Check for loose pipes
It’s possible for pipes to become loose over time, so it’s worth periodically checking them to prevent water hammer, or if you are experiencing it. Start with the most accessible ones, which are uncovered. Usually these can be found in the basement or the attic or any utility rooms that you may have. If the water hammer is mild it may be enough to secure and tighten any loose piping, or to insulate the pipes with foam. But if the water hammer is more severe it may have caused damage to the pipes (or be about t), and this could mean replacing them entirely. When replacing pipes remember to use similar metals – consult your plumber if you’re unsure – mixing metals can cause corrosion and lead to even more problems.

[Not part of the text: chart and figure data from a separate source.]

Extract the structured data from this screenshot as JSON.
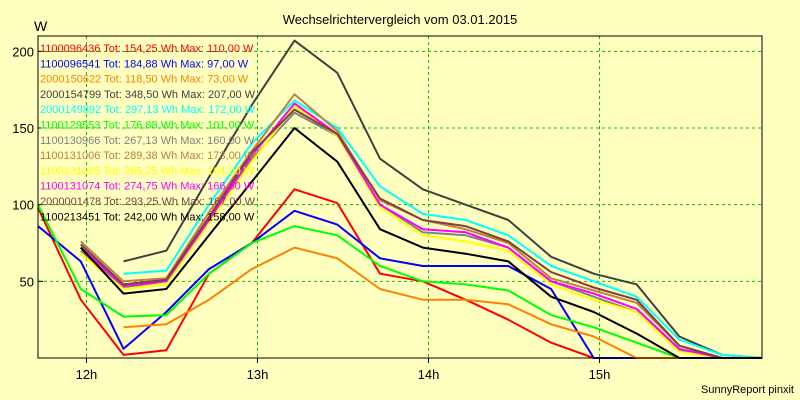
{
  "chart_data": {
    "type": "line",
    "title": "Wechselrichtervergleich vom 03.01.2015",
    "ylabel": "W",
    "xlabel": "",
    "footer": "SunnyReport pinxit",
    "x_range": [
      "11:28",
      "15:42"
    ],
    "ylim": [
      0,
      210
    ],
    "y_ticks": [
      50,
      100,
      150,
      200
    ],
    "x_ticks": [
      {
        "t": "11:45",
        "label": "12h"
      },
      {
        "t": "12:45",
        "label": "13h"
      },
      {
        "t": "13:45",
        "label": "14h"
      },
      {
        "t": "14:45",
        "label": "15h"
      }
    ],
    "grid": true,
    "legend_position": "top-left",
    "times": [
      "11:28",
      "11:43",
      "11:58",
      "12:13",
      "12:28",
      "12:43",
      "12:58",
      "13:13",
      "13:28",
      "13:43",
      "13:58",
      "14:13",
      "14:28",
      "14:43",
      "14:58",
      "15:13",
      "15:28",
      "15:42"
    ],
    "series": [
      {
        "name": "1100096436 Tot: 154,25 Wh Max: 110,00 W",
        "color": "#ff0000",
        "values": [
          98,
          38,
          2,
          5,
          55,
          75,
          110,
          101,
          55,
          50,
          38,
          25,
          10,
          0,
          0,
          0,
          0,
          0
        ]
      },
      {
        "name": "1100096541 Tot: 184,88 Wh Max: 97,00 W",
        "color": "#0000ff",
        "values": [
          86,
          63,
          6,
          30,
          58,
          75,
          96,
          87,
          65,
          60,
          60,
          60,
          45,
          0,
          0,
          0,
          0,
          0
        ]
      },
      {
        "name": "2000150622 Tot: 118,50 Wh Max: 73,00 W",
        "color": "#ff8000",
        "values": [
          null,
          null,
          20,
          22,
          38,
          58,
          72,
          65,
          45,
          38,
          38,
          35,
          22,
          14,
          0,
          0,
          0,
          0
        ]
      },
      {
        "name": "2000154799 Tot: 348,50 Wh Max: 207,00 W",
        "color": "#404040",
        "values": [
          null,
          null,
          63,
          70,
          118,
          165,
          207,
          186,
          130,
          110,
          100,
          90,
          66,
          55,
          48,
          14,
          2,
          0
        ]
      },
      {
        "name": "2000149892 Tot: 297,13 Wh Max: 172,00 W",
        "color": "#00ffff",
        "values": [
          null,
          null,
          55,
          57,
          100,
          140,
          168,
          150,
          112,
          94,
          90,
          80,
          60,
          50,
          40,
          12,
          2,
          0
        ]
      },
      {
        "name": "1100129553 Tot: 176,88 Wh Max: 101,00 W",
        "color": "#00ff00",
        "values": [
          100,
          45,
          27,
          28,
          55,
          75,
          86,
          80,
          60,
          50,
          48,
          44,
          28,
          20,
          10,
          0,
          0,
          0
        ]
      },
      {
        "name": "1100130966 Tot: 267,13 Wh Max: 160,00 W",
        "color": "#808080",
        "values": [
          null,
          70,
          46,
          50,
          90,
          130,
          160,
          145,
          100,
          82,
          80,
          72,
          50,
          40,
          30,
          5,
          0,
          0
        ]
      },
      {
        "name": "1100131006 Tot: 289,38 Wh Max: 173,00 W",
        "color": "#c08040",
        "values": [
          null,
          76,
          50,
          52,
          95,
          135,
          172,
          148,
          103,
          90,
          84,
          75,
          52,
          44,
          36,
          8,
          0,
          0
        ]
      },
      {
        "name": "1100131025 Tot: 265,25 Wh Max: 164,00 W",
        "color": "#ffff00",
        "values": [
          null,
          68,
          45,
          48,
          88,
          128,
          164,
          145,
          98,
          80,
          76,
          70,
          48,
          38,
          30,
          4,
          0,
          0
        ]
      },
      {
        "name": "1100131074 Tot: 274,75 Wh Max: 166,00 W",
        "color": "#ff00ff",
        "values": [
          null,
          72,
          47,
          50,
          90,
          132,
          166,
          146,
          100,
          84,
          82,
          72,
          50,
          42,
          32,
          6,
          0,
          0
        ]
      },
      {
        "name": "2000001478 Tot: 293,25 Wh Max: 167,00 W",
        "color": "#804040",
        "values": [
          null,
          74,
          48,
          51,
          92,
          134,
          162,
          146,
          104,
          90,
          86,
          76,
          56,
          46,
          38,
          8,
          0,
          0
        ]
      },
      {
        "name": "1100213451 Tot: 242,00 Wh Max: 158,00 W",
        "color": "#000000",
        "values": [
          null,
          72,
          42,
          45,
          80,
          115,
          150,
          128,
          84,
          72,
          68,
          63,
          40,
          30,
          16,
          0,
          0,
          0
        ]
      }
    ]
  }
}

We touched on this before, but a full overhaul of your valves, or a dedicated pressure reduction system may get rid of water hammer entirely. Pressure reducing valves are not to stem the flow of water but are designed purely to reduce the pressure of the water in your pipes. These are most commonly found in homes which have high water pressure from the local water board, which may be contributing to your water hammer problems. It’s usually best to install a pressure reduction valve at the point the water enters your home, but again, consult a professional if you need some extra help. This is worth doing properly, as very high water pressure can damage appliances as well as pipes, which is costly or will ruin your home contents insurance premium (as well as being immensely inconvenient).
Ultimately water hammer can vary in scale from a mere annoyance to a genuine threat to the plumbing facilities and related appliances in your home. Hopefully these tips will give you a bit of confidence when it comes to troubleshooting, fixing (either yourself or a plumber) and general maintenance.